Léo Apotheker muss als Zeuge gegen SAP aussagen
Oracle will im Rechtsstreit mit dem deutschen Softwarekonzern SAP wegen Datendiebstahl, den ehemaligen SAP-Chef und heutigen Hewlett Packard-Chef Léo Apotheker in den Zeugenstand rufen.

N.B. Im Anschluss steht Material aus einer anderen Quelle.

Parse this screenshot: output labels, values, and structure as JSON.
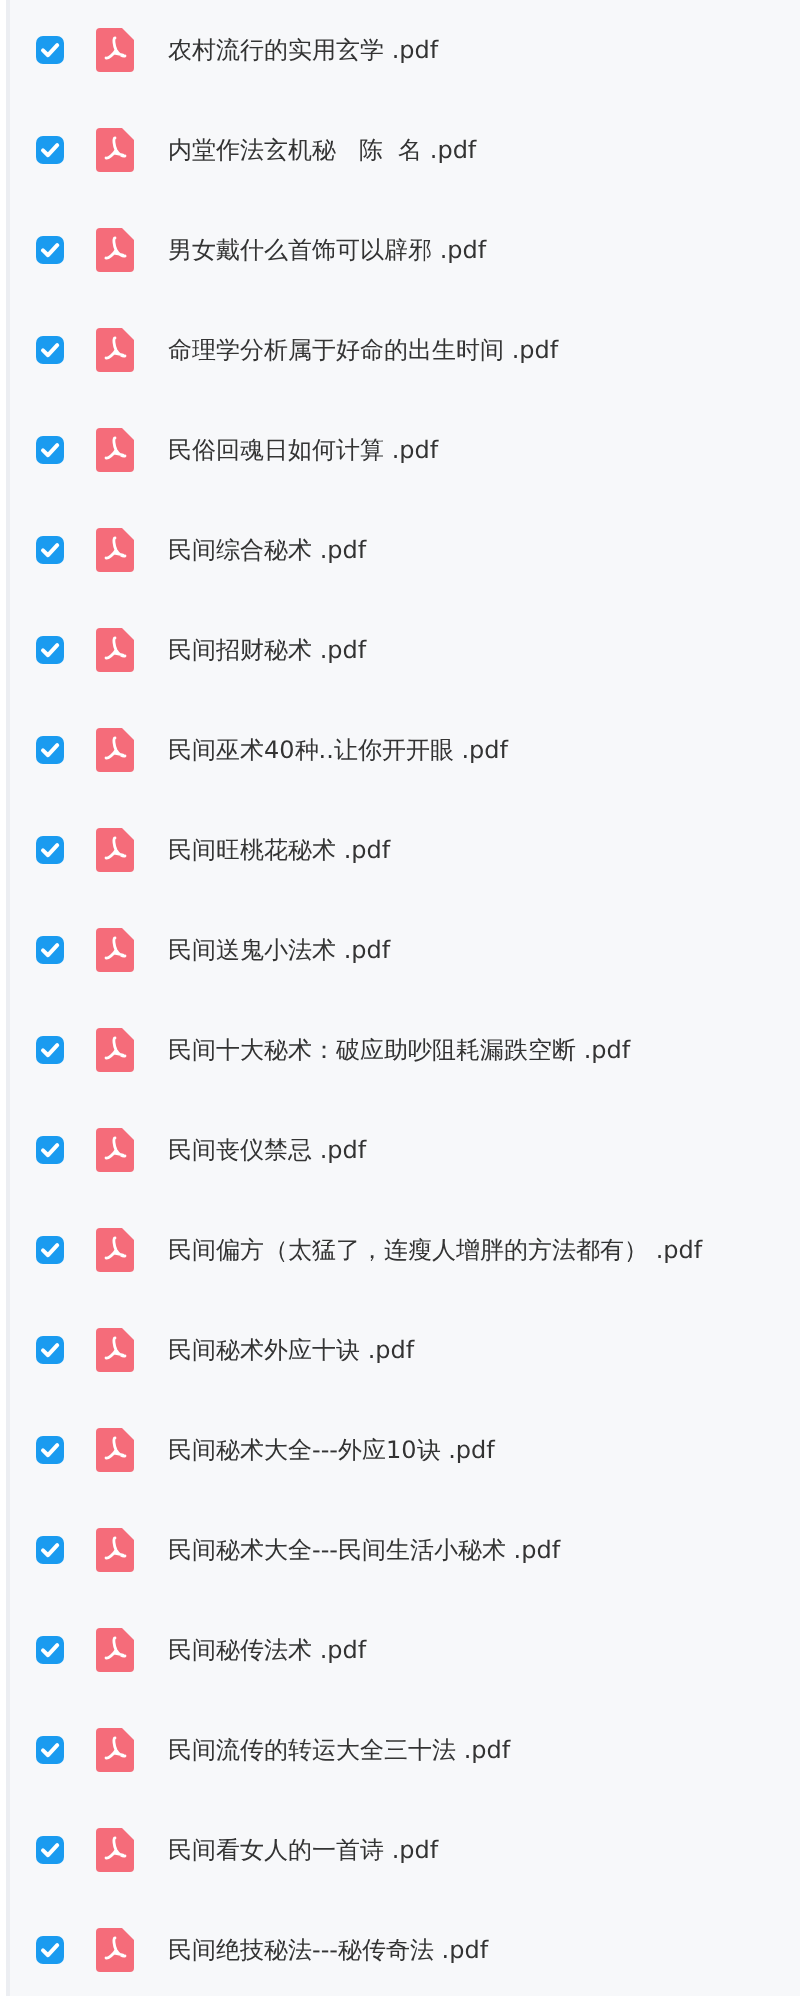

Somit verfolgt den ehemaligen SAP-Chef der Industriespionage-Streit bis in den Chefsessel von HP. In dem für November geplanten Prozess in Kalifornien soll Apotheker als Zeuge für Oracle gegen SAP aussagen, bestätigte der SAP-Sprecher Bill Wohl gegenüber dem "Wall Street Journal" am Montag.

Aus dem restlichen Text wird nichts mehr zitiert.